As Somini Sengupta and I wrote in an article in Saturday's Times, the new funding bill for the Federal Aviation Administration contained language that requires the agency to develop a plan for allowing a wide variety of drones - also known as unmanned aerial vehicles - in United States airspace by September 2015. Since 2007, the F.A.A. has prohibited the commercial use of drones, frustrating a broad array of companies and entrepreneurs - from photographers of high-end real estate to law-enforcement agencies. Some people, nonetheless, disobeyed that rule or said they had never heard of it.
Cinematographers were among the people most disappointed by the old F.A.A. rule. They said drones could help them get a lot of different shots that would normally require more expensive or complicated pieces of equipment, including dollies for tracking shots, Steadicams, cranes and traditional piloted helicopters. A skilled drone pilot could begin filming indoors, then send the bird out a window and soaring into the sky for an aerial view, providing a continuous shot that would be very difficult to get other ways.

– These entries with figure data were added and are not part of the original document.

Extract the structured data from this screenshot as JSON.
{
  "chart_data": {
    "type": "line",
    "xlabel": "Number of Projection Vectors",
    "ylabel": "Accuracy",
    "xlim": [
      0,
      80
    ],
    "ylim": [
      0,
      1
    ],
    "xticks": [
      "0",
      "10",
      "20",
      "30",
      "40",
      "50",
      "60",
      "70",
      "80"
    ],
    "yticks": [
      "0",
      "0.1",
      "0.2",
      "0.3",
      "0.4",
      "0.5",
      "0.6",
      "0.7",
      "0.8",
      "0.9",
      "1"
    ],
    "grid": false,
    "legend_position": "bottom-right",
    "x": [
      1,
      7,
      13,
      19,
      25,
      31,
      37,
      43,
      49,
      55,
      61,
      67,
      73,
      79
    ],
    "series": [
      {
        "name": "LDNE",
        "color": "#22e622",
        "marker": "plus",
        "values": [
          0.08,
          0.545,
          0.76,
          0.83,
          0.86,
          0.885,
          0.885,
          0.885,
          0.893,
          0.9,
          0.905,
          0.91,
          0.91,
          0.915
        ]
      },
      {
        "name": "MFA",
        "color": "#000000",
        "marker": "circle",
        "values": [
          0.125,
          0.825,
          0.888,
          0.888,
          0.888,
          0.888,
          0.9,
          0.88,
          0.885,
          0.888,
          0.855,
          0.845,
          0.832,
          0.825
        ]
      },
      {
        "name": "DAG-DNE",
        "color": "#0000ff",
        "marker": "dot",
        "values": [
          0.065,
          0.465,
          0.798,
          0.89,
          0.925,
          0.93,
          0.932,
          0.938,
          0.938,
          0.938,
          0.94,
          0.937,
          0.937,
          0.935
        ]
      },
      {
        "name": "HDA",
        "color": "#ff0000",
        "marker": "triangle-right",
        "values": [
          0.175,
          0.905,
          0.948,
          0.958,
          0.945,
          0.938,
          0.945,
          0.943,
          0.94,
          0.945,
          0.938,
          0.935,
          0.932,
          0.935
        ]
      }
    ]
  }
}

Russell Freeman, an aerial cinematographer with Mi6 Films in Southern California, was using remote-controlled helicopters to shoot music videos, scenes for reality television shows and surf competitions. But then he said he was contacted by the F.A.A. last year and told to stop flying his drone. He's still using unmanned helicopters to shoot commercials and television shows outside the United States, but he says many of his competitors are ignoring the ban.
"Unfortunately there are hundreds of other companies still flying every day, and we're not," he said. "They went underground."

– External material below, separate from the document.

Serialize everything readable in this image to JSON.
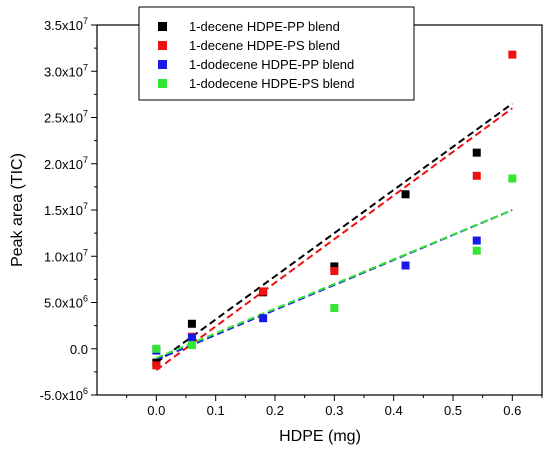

Some movie industry organizations also started discouraging filmmakers from using drones last year because of the F.A.A. rule. Last May, the California Film Commission warned moviemakers that it would no longer issue permits to use drones for shooting films on beaches, state parks and other state properties. Last year, Film L.A., an organization that handles film permitting in Los Angeles, issued a similar warning to productions in that city.
Tabb Firchau, a drone cinematographer for Free Fly Cinema in Seattle, said he stopped working for hire in the United States because of the F.A.A. restrictions. Since then, he has been shooting commercials and films in Dubai, New Zealand and other countries.
"There's an entire industry sitting on the fringes, just waiting," Mr. Firchau said.